Ngāti Whātua Ōrākei Legal Team pictured (L-R): Preston Rawiri (Law Clerk), Jason Cooper (Senior Legal Counsel), and Natasha Strong (GC).
Can you give us an overview of the legal team at Ngāti Whātua Ōrākei and how you support the work of the Trust?
We’re the first in-house legal team at the Ngāti Whātua Ōrākei Trust. Ngāti Whātua Ōrākei are the tangata whenua of Tāmaki and the Waitematā and the Trust looks after their collective affairs for the benefit of its members – who are the descendants of Tuperiri.
We’re a small but perfectly formed team of two with the addition of a casual law grad from time to time for particular projects. Since we set up the Trust’s greenfields legal function we’ve worked hard to quickly become trusted advisors. Every in-house legal team has its own special sauce and we believe ours is our embrace of te ao Māori - it informs both our ways of working and our approach to how we deliver our legal product. It’s made alignment of the team’s annual strategic and work plans with Ngāti Whātua Ōrākei’s strategic goals and aspirations for its members an easier task.
What are the issues that keep the team awake at night and how do you plan to address these?

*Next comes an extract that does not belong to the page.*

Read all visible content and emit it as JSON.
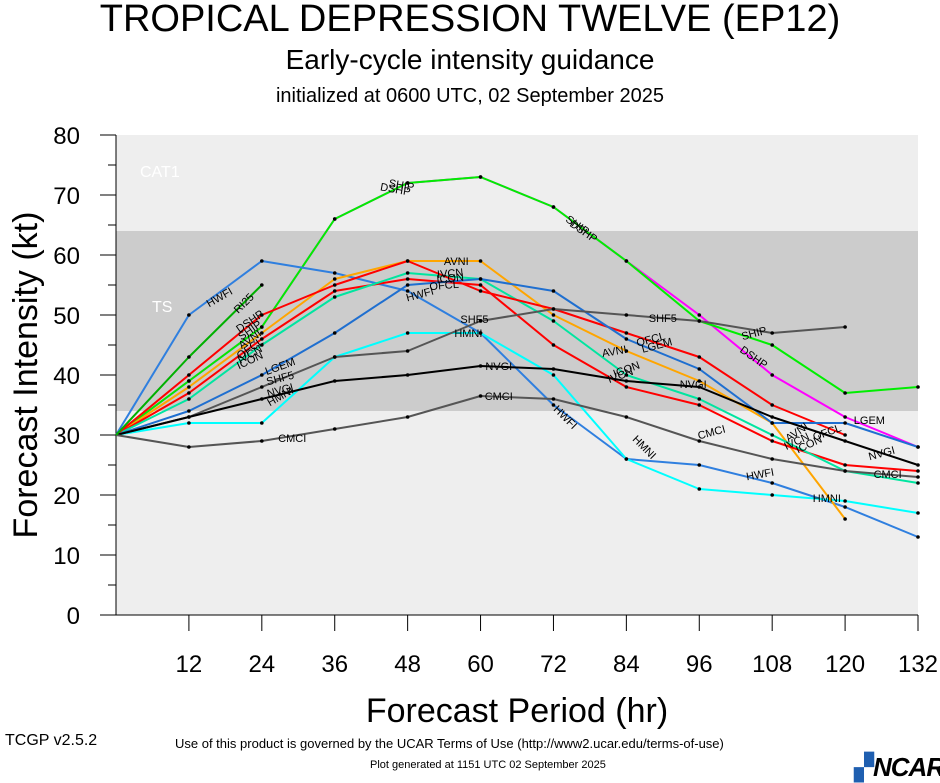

Apart from the usual issues of not having enough resource or hours in the day to achieve everything we’d like to achieve (that must sound familiar to everyone in the in-house community…), as a team we’re concerned about keeping up with the volume and fast pace of law reform, to make sure the Trust can engage effectively with it. We’re also really concerned about the divisive tone of some of the public discourse in relation to Māori outcomes, co-governance and other related kaupapa. Disappointingly, it always seems to ramp up in the lead up to an election year.
In-house legal are known to 'put out fires before they begin'. How does an in-house team mitigate and foresee risk before it arises?
For us it’s all about relationships and about knowing our business, the industry and, between us, the law inside out. We think this, combined with the special sauce we mentioned earlier, helps us to ‘look around the corners’ to foresee risk before it arises. Key to this is turning up - we consciously turn up to significant hapū events including hikoi, tangi, hui, and karakia to build strong enduring relationships across the group and hapū. It also keeps us connected to the kūmara vine in case we miss something in our day-to-day mahi.
Mātāpono (values) are at the core of the organisation – how do they impact how the legal team communicates and acts?
Just as we consciously turn up, we also consciously seek to embody Ngāti Whātua Ōrākei values in our ways of working. These values help ground Ngāti Whātua Ōrākei in tikanga Māori. It sounds quite circular but, because of this grounding, they also provide our team with a lodestar for our own embrace of te ao Māori, our cultural competency upskilling, and being comfortable with the space we occupy as Pākehā lawyers in an iwi organisation. Alongside the mātāpono, our team has also adopted three key behaviours to help us deliver our strategic plan - ‘innovate’, ‘collaborate’ and ‘deliver’.
How do you see the role of the modern in-house lawyer changing in practice and what are the skills and attributes you look for when recruiting?
For us, as it is for most in-house legal teams, subject matter expertise and being a great lawyer are just table stakes these days. Whilst we need these skills, we will always recruit for fit and having great soft skills and being purpose driven and values led are crucial. Robustness also helps given the political dynamic in iwi organisations and the sometimes hefty weight of the kaupapa we’re involved in.